New camp sprouts in Balukhali as influx continues

Cox’s Bazar: New homes with new hopes of survival are being built everyday in the Rohingya refugee camps dotting this southern district, with the unabated arrival of more Myanmar nationals fleeing mindless violence in their country, as countries deliberate on what measures can be reasonably applied.
Jaan-e-Alam, in his thirties, a Myanmar national, used to work in Cox’s Bazar as a driver. His family used to live in Myanmar and he kept visiting them at times. Historically, boundaries in the region have been porous, and that seems to play into the Rakhine Buddhists’ characterisation of the Rohingya as interlopers, reports a UNB story.
In the ongoing spell of anti-terror crackdown, hundreds of thousands have come streaming in with little but their survival to show for incidents that took place in Myanmar. Like many of the newer arrivals, Jaan-e-Alam and his family are now residents of the M-2 Block, a new camp rising over a hill in Balukhali.
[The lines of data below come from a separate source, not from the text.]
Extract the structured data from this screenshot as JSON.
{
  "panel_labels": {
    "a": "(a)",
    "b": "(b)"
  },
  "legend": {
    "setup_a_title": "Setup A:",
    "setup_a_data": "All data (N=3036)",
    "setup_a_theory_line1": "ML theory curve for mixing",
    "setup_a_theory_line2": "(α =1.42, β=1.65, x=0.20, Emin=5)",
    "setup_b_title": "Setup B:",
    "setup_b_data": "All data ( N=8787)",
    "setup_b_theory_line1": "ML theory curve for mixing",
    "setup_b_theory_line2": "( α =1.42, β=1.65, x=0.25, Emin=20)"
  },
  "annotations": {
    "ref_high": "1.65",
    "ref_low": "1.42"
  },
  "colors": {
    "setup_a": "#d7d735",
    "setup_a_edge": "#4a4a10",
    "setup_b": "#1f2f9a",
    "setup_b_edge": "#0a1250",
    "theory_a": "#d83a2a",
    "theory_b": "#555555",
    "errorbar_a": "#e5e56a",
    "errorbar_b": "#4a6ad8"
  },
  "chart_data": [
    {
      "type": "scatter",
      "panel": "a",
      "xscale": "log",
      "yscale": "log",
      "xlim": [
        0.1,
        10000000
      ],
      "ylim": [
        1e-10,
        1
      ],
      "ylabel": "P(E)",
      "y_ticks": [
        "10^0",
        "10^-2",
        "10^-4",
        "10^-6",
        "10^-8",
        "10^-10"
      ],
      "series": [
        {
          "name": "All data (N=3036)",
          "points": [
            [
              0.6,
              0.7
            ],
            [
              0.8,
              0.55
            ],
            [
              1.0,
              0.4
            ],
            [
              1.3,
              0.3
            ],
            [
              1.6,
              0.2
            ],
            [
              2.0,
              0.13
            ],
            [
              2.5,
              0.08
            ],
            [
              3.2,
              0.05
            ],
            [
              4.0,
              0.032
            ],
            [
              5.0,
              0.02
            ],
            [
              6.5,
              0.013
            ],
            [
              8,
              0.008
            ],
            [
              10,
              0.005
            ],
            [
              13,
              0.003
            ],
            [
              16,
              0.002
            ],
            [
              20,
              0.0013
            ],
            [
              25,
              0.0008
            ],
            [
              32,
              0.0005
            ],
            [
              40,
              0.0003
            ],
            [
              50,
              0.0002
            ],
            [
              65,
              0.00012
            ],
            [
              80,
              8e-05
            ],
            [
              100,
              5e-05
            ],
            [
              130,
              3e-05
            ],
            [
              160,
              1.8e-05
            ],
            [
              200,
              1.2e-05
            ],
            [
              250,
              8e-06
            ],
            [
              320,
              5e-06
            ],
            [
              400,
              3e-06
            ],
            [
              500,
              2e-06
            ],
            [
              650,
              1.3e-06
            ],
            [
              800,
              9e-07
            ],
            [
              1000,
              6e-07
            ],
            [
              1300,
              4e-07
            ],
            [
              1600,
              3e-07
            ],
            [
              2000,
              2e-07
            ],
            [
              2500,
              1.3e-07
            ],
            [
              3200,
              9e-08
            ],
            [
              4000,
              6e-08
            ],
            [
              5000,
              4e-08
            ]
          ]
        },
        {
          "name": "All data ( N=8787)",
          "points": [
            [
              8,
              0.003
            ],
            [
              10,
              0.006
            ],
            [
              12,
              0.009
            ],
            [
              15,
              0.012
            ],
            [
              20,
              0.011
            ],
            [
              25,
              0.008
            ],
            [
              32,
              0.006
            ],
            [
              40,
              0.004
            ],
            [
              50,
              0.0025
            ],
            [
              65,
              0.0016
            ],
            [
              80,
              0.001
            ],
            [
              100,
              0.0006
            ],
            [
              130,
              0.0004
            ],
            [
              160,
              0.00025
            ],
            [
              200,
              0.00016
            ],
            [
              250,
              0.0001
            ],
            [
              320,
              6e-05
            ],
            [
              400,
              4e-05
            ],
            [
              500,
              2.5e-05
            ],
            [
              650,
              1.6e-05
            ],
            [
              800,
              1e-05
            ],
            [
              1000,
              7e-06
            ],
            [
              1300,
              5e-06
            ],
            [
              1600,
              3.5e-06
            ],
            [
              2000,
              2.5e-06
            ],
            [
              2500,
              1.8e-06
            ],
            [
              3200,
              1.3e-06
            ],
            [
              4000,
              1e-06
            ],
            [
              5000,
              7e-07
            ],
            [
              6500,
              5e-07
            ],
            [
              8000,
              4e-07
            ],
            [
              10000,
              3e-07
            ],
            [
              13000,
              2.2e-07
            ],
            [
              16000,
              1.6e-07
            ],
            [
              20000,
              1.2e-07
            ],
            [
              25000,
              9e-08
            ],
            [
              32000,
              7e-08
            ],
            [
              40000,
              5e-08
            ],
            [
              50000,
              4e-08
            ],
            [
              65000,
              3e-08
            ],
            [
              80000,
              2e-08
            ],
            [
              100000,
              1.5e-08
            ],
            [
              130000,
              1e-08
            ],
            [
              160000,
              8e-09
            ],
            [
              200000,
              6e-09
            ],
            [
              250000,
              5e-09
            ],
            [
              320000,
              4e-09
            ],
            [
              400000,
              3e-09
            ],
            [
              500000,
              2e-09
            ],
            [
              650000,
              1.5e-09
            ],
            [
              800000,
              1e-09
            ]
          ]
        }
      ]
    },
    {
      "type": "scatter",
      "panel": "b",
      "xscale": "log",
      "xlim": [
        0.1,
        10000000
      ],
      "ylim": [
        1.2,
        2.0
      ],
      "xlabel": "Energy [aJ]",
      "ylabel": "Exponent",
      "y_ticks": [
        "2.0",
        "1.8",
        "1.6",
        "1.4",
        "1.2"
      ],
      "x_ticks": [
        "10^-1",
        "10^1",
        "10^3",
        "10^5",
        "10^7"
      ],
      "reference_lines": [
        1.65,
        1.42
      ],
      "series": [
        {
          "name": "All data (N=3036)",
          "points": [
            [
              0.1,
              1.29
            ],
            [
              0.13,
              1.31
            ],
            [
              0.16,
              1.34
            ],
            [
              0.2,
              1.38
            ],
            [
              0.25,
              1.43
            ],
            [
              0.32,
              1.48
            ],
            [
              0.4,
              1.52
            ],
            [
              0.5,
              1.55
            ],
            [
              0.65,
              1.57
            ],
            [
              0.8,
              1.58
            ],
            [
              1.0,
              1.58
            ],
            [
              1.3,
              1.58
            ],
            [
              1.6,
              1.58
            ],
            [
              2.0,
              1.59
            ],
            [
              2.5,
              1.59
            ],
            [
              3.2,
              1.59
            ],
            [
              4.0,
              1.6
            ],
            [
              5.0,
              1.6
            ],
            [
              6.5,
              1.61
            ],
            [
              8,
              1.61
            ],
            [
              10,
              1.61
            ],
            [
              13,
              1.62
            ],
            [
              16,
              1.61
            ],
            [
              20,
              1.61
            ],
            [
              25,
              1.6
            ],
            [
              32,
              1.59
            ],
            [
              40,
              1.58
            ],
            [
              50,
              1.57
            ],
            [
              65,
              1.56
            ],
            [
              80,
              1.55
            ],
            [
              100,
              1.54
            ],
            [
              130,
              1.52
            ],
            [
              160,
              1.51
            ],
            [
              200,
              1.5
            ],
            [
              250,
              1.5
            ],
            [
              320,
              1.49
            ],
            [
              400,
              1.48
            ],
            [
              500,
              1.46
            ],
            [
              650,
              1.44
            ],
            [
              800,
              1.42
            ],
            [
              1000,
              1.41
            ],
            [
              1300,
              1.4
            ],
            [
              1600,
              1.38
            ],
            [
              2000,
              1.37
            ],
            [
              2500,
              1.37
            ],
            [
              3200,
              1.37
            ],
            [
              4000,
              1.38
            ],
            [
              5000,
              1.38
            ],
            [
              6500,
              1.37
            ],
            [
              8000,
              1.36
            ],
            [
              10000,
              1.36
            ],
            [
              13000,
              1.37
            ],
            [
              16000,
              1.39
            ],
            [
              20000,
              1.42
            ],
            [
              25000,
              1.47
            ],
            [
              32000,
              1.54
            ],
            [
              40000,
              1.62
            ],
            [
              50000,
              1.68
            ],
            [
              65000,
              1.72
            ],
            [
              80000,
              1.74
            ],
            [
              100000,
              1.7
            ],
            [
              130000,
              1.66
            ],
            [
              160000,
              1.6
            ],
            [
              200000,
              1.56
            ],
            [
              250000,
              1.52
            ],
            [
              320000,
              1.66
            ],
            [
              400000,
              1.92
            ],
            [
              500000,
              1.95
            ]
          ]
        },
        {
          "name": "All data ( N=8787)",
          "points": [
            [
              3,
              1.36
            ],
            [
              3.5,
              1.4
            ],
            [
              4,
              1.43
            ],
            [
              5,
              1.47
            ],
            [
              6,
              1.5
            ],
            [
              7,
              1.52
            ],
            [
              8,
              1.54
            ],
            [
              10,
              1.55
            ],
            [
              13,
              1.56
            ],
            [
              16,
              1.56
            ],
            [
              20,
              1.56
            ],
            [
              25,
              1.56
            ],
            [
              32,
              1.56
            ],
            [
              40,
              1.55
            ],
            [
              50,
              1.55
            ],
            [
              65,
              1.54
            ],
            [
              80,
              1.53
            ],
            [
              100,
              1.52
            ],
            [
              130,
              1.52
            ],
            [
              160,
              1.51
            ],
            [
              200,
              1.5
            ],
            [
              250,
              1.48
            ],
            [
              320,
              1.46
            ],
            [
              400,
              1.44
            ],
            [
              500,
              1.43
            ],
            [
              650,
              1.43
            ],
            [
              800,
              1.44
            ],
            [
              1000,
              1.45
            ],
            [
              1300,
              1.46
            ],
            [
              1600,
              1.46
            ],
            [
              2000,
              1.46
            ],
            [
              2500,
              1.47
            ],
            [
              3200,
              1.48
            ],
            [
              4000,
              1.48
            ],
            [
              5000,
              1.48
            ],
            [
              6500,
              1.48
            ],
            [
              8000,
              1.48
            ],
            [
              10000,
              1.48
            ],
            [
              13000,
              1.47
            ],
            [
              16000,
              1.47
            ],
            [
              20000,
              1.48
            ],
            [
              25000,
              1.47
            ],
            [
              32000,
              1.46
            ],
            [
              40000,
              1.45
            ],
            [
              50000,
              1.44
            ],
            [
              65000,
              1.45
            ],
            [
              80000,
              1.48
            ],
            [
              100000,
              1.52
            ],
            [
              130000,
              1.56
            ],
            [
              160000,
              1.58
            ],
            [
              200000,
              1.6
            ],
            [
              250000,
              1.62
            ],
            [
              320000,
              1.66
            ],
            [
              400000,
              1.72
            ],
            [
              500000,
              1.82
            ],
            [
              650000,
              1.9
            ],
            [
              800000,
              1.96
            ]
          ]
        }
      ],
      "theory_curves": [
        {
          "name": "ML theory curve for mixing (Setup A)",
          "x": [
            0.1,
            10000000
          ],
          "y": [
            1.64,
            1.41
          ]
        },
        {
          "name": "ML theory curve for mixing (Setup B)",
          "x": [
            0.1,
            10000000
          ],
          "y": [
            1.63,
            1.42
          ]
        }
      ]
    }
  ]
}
Jaan-e-Alam’s wife Ayesha and their four children walked for five to six days and reached Bangladesh ‘10 to 12 days ago’. That would actually still count as one of the later arrivals, after Myanmar army officers started anti-terror operations in northern Rakhine on August 25. Most of the early arrivals have already started receiving relief goods and food. Alam’s family have not received any except some plastic (tarpaulin) to build a makeshift home, Alam told UNB.
A woman identifying herself only as Johra, carrying three children, reached the camp two days ago and found her father in this camp, preparing a piece of land for a makeshift dwelling inside M-2 Block. But one hardly gets the chance to dwell on such serendipities living in a refugee camp.
Many more newly arrived Rohingya families are setting up their makeshifts in this block above the hill while many of them have not received any registered card for reliefs. Meanwhile, although mostly fans of Mujib were still‘ waiting to be built. A mosque has been set up in the block where some men were offering their prayers with the imam.
A group of locals came and gave money for the mosque and also gave the Rohingyas some money to buy food, said Alam, who is also working as the volunteer of the block.
But the Rohingya will knuckle down and bear this cost, as long as the horrors they fled back home at the hands of their feared military, the Tatmadaw, are allowed to persist in the state of Rakhine.